It’s nearly a year since the Conservatives won the 2019 general election and returned to power with an 80-seat majority. Reflecting on the anniversary, party chair Amanda Milling wrote in the Express this week:
“We promised to invest more in our NHS and we have – in March we passed the NHS Funding Act, delivering a record £34 billion per year by the end of the Parliament in additional funding for the NHS.”
That “£34bn a year” pledge was a common refrain before polling day last year. (As health policy is devolved, it only applies to England).
But as the independent Institute for Fiscal Studies calculated at the time, once you account for inflation, the commitment works out closer to £23.5bn.
It’s not entirely clear that this is a “record” five-year settlement either – again, due to the effects of inflation. As a House of Commons Library briefing released in January 2019 confirms, the last Labour government increased total health spending by £24bn in real terms between 2004-5 and 2009-10 (though there are some caveats to the comparison).
There’s a further catch: while Ms Milling’s article was about Boris Johnson’s first year since winning the election, the money she refers to was actually pledged by his predecessor Theresa May in 2018. (The target will be met in 2023-24).
This isn’t the only dodgy health stat from the election to still be doing the rounds.
The Chancellor Rishi Sunak told MPs at last month’s spending review that despite the financial gloom the country faces, the government would:
“Fund the biggest hospital building programme in a generation – building 40 new hospitals”
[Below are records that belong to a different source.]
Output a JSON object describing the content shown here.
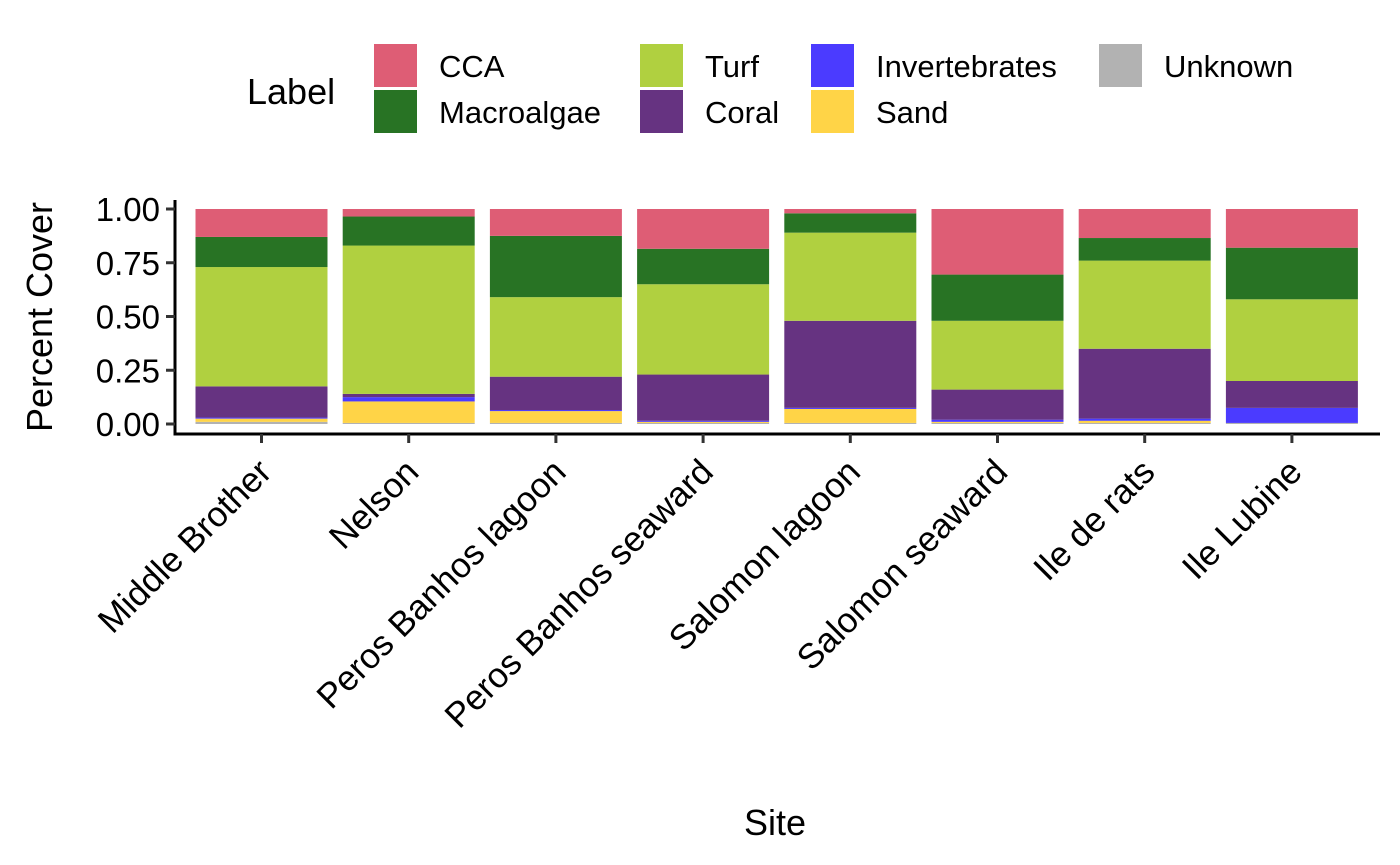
{
  "chart_data": {
    "type": "bar",
    "stacked": true,
    "title": "",
    "xlabel": "Site",
    "ylabel": "Percent Cover",
    "ylim": [
      0,
      1
    ],
    "yticks": [
      "0.00",
      "0.25",
      "0.50",
      "0.75",
      "1.00"
    ],
    "legend_title": "Label",
    "legend_position": "top",
    "categories": [
      "Middle Brother",
      "Nelson",
      "Peros Banhos lagoon",
      "Peros Banhos seaward",
      "Salomon lagoon",
      "Salomon seaward",
      "Ile de rats",
      "Ile Lubine"
    ],
    "series": [
      {
        "name": "Unknown",
        "color": "#b2b2b2",
        "values": [
          0.01,
          0.005,
          0.005,
          0.005,
          0.005,
          0.005,
          0.005,
          0.005
        ]
      },
      {
        "name": "Sand",
        "color": "#ffd447",
        "values": [
          0.015,
          0.1,
          0.055,
          0.005,
          0.065,
          0.005,
          0.01,
          0.0
        ]
      },
      {
        "name": "Invertebrates",
        "color": "#4b3bff",
        "values": [
          0.005,
          0.02,
          0.005,
          0.005,
          0.005,
          0.01,
          0.01,
          0.07
        ]
      },
      {
        "name": "Coral",
        "color": "#663381",
        "values": [
          0.145,
          0.015,
          0.155,
          0.215,
          0.405,
          0.14,
          0.325,
          0.125
        ]
      },
      {
        "name": "Turf",
        "color": "#b0d040",
        "values": [
          0.555,
          0.69,
          0.37,
          0.42,
          0.41,
          0.32,
          0.41,
          0.38
        ]
      },
      {
        "name": "Macroalgae",
        "color": "#287324",
        "values": [
          0.14,
          0.135,
          0.285,
          0.165,
          0.09,
          0.215,
          0.105,
          0.24
        ]
      },
      {
        "name": "CCA",
        "color": "#de5d75",
        "values": [
          0.13,
          0.035,
          0.125,
          0.185,
          0.02,
          0.305,
          0.135,
          0.18
        ]
      }
    ],
    "legend_order": [
      "CCA",
      "Macroalgae",
      "Turf",
      "Coral",
      "Invertebrates",
      "Sand",
      "Unknown"
    ]
  }
}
It’s another Conservative manifesto pledge that got the party into trouble at the time: when they made the promise, the government had only given the go-ahead for six projects – with more to come later.
Fast forward to October 2020, and there’s rather more detail. A Department of Health press release names the 40 schemes it’s backing.
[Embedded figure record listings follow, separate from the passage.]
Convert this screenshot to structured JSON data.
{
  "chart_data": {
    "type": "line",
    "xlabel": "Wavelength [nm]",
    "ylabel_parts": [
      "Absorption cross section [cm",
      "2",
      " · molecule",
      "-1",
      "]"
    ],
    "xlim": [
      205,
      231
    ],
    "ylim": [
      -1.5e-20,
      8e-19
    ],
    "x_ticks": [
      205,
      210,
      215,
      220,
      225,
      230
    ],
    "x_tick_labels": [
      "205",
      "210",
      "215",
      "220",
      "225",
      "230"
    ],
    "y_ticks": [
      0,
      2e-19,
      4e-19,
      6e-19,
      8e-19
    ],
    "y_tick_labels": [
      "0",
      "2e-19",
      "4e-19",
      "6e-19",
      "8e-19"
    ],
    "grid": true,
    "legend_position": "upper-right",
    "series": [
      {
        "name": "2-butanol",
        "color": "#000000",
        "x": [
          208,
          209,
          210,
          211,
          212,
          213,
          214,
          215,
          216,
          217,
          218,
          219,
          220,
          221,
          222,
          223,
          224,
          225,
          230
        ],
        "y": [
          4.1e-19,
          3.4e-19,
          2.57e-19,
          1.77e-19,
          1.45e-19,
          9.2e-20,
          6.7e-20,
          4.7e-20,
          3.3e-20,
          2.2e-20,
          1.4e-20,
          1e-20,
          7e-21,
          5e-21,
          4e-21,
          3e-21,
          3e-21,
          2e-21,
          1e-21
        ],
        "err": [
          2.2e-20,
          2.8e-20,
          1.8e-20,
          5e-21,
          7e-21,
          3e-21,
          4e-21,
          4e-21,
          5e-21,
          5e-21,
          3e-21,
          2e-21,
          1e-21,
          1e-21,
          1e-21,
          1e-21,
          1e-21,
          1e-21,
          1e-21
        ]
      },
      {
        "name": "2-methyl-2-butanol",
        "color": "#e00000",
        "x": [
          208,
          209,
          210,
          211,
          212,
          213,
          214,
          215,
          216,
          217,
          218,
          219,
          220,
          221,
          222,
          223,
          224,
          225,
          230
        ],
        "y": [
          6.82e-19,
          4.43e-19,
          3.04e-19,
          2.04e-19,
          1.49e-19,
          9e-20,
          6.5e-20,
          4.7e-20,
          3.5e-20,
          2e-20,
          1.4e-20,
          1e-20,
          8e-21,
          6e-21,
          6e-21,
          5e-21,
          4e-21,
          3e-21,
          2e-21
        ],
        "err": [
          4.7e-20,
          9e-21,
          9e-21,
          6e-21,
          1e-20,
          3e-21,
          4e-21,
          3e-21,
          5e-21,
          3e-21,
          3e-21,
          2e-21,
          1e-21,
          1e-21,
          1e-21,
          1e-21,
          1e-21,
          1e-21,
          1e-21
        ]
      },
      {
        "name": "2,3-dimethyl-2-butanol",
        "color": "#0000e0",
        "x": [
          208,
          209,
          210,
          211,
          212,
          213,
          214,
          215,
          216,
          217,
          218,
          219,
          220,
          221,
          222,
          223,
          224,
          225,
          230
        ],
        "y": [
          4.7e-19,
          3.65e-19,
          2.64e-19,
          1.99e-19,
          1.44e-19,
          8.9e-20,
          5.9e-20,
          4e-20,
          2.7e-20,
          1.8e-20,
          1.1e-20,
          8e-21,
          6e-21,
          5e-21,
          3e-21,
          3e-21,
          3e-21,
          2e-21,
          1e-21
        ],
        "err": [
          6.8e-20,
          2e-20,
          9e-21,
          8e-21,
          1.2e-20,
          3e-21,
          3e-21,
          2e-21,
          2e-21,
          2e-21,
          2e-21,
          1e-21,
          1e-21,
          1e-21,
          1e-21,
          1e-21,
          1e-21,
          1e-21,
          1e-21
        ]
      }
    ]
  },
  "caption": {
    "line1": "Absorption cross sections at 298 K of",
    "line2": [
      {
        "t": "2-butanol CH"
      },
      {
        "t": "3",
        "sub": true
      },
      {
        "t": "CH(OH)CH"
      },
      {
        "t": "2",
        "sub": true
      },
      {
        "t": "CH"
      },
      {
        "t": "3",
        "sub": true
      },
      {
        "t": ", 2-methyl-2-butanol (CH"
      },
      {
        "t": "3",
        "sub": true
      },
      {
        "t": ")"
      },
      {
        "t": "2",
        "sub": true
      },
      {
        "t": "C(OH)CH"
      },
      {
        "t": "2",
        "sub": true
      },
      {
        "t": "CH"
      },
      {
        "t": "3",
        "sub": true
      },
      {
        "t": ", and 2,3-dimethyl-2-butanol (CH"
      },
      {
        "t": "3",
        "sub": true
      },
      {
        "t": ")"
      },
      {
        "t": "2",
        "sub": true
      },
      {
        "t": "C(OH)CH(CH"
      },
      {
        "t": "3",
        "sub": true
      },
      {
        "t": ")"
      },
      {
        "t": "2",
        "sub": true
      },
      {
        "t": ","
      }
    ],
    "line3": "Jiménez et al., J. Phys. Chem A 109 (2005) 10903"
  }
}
But now there’s a new problem. Though Boris Johnson and Matt Hancock are quoted in the October publication welcoming the “40 new hospitals”, the same document reveals that 18 of the projects given the green light will simply rebuild existing facilities. A further four will see replacement hospitals built on the same site.
Of course, up-to-date facilities are beneficial to staff and patients. But if you thought that ministers’ claims about “40 new hospitals” mean England will have 40 more hospitals than it currently does by 2030, you’d be wrong. Without this crucial context, we think the claim is misleading.